The reduced hours are meant to curb the spread of the virus and prevent the state’s hospitals from being overrun.

It’s unclear how much the curfew would affect casino operations.

Two Las Vegas-based operators have casinos in Ohio: MGM Resorts International runs MGM Northfield Park in the northeastern part of the state, and Boyd Gaming Corp. operates Belterra Park in the southwest corner of the state. Penn National has four casinos in Ohio.

“The order closes no business, although we understand some business may change their hours as a result of the curfew,” said Dan Tierney, a spokesman for the DeWine’s office.

A spokesperson for MGM Northfield Park said the casino will adjust its hours of operations to 8 a.m. to 10 p.m. for at least three weeks, starting Thursday.

Representatives for Boyd and Penn did not respond to a comment request.
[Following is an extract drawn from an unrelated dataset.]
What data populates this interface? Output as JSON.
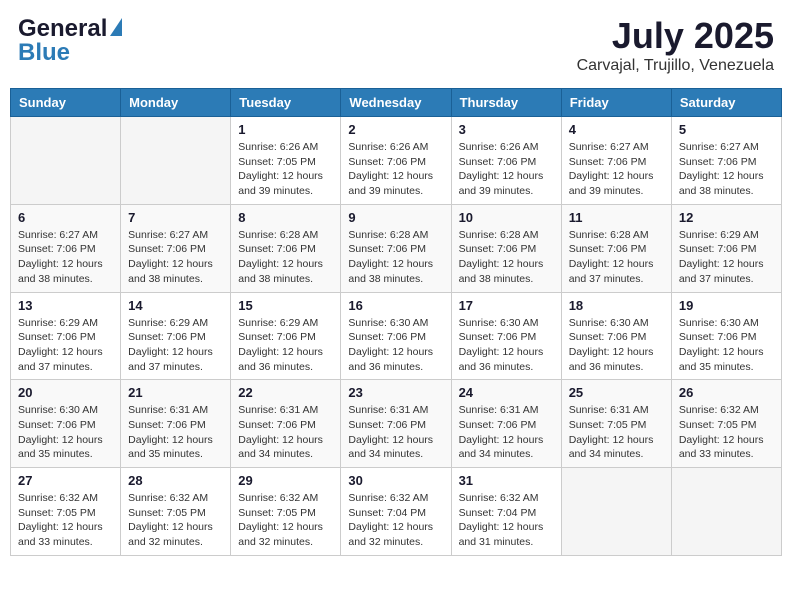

In addition to the various closures and restrictions, some markets have reduced hours of operation or have modified closures. Massachusetts, for example, reduced hours at its three commercial casinos. In Pennsylvania, where there are 13 commercial casinos operating, only the Rivers Casino Philadelphia is being shuttered. It’s scheduled to close Friday through Jan. 1.

Gaming industry analysts say closures elsewhere could portend closures of commercial casinos in other locations, including Las Vegas.

Nevada Gov. Steve Sisolak warned that the state could take “further action” if the number of cases doesn’t improve within a two-week period.

“It is hard to imagine a world in which we don’t see more restrictive operating environments for U.S. retail casinos across the next two quarters,” said Chris Grove, a financial analyst with Eilers & Krejcik Gaming. “The only questions are how restrictive measures will be and what specific form those measures will take.”

All three gaming companies, MGM on the New York Stock Exchange and Penn and Caesars on Nasdaq, saw their stock prices climb Wednesday.

MGM rose 49 cents, 1.8 percent, to $26.91; Caesars, 7 cents, 0.1 percent, to $63.80; and Penn, $1.75, 2.7 percent, to $67.17, at the closing bell.